Mahkemece, bozma ilâmına uyulmasına karar verilmişse de bozma gereklerinin tam olarak yerine getirildiğinden söz edilemez. Mahkemece ödeme emrine itirazın iptali ve takibin devamına karar verilirken yargılama sırasında ödenen miktarın infaz aşamasında icra müdürlüğünce değerlendirilmesine karar verilmesi gerekirken, takipten sonra fakat davadan önce ödenen 119.776,82 TL ödemeyi de kapsar şekilde itirazın iptaline ve tüm miktar üzerinden %20 icra inkar tazminatının davalıdan alınmasına karar verilmesi hatalı olmuştur.

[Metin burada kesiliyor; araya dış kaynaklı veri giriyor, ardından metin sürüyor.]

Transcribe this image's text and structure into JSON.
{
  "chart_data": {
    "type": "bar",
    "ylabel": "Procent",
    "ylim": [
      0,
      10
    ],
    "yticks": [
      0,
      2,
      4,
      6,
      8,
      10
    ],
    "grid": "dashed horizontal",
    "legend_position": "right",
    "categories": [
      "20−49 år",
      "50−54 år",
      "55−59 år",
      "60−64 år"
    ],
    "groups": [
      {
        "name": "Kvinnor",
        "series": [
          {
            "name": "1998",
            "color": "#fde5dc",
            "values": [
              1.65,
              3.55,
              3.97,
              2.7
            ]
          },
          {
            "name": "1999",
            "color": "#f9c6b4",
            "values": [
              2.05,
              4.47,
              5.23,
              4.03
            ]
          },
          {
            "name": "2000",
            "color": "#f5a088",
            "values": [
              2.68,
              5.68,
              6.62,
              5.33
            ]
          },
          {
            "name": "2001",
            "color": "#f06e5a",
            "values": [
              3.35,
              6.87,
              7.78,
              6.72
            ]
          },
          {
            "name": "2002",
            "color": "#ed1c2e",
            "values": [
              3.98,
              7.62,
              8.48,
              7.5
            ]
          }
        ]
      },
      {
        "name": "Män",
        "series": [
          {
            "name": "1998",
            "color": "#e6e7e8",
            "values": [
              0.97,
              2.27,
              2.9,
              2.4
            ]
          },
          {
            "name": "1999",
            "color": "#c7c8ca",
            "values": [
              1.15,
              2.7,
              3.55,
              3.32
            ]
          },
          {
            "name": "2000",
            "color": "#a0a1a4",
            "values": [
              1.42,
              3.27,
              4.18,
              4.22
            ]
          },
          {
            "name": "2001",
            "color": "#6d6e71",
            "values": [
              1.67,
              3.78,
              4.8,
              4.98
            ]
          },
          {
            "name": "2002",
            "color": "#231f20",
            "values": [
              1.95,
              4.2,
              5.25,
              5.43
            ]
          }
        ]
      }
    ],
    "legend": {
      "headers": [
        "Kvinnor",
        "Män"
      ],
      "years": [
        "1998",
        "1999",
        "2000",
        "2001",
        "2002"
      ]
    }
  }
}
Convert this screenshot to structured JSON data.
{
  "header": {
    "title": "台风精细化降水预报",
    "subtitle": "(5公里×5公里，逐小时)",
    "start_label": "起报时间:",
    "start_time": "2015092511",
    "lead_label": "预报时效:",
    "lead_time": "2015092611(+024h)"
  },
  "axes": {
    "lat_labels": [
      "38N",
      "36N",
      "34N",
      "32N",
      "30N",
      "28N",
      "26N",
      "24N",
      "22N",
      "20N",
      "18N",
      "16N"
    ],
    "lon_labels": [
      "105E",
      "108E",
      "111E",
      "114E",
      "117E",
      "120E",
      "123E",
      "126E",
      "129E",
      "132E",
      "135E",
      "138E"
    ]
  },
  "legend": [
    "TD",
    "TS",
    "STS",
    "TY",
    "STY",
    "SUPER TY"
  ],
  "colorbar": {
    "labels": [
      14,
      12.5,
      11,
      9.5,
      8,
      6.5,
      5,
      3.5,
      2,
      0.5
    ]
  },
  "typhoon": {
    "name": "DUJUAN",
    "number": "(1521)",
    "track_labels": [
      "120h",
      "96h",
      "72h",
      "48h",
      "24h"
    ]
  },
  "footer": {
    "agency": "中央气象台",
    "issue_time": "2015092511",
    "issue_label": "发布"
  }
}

Bu durumda mahkemece; bozma ilâmı dikkate alınarak, bozma kapsamı dışında kalan davadan önce ödenen 119.776,82 TL yönünden davacının dava açmakta hukuki yararı bulunmadığı anlaşıldığından, takip miktarı olan 395.753,06 TL’den 119.776,82 TL’nin düşülmesi suretiyle hesaplanan 275.976,24 TL üzerinden takibin devamına, %20 icra inkar tazminatının bu miktar üzerinden hesaplanmasına ve yargılama sırasında ödenen miktarın infaz sırasında icra müdürlüğünce göz önünde bulundurulmasına karar verilmesi gerekirken, yanlış değerlendirme sonucu karar verilmesi doğru görülmemiş, hükmün bu nedenle bozulması gerekmiştir.
SONUÇ: Yukarıda (1) numaralı bentte açıklanan nedenlerle asıl ve birleşen dosya davalı vekilinin sair temyiz itirazlarının reddine, (2) numaralı bentte açıklanan nedenlerle kabulü ile hükmün birleşen dosya davalısı yararına BOZULMASINA, peşin alınan harcın istek halinde temyiz edene iadesine, karara karşı tebliğ tarihinden itibaren 15 … içinde karar düzeltme isteminde bulunulabileceğine, 28.12.2022 gününde oy birliğiyle karar verildi.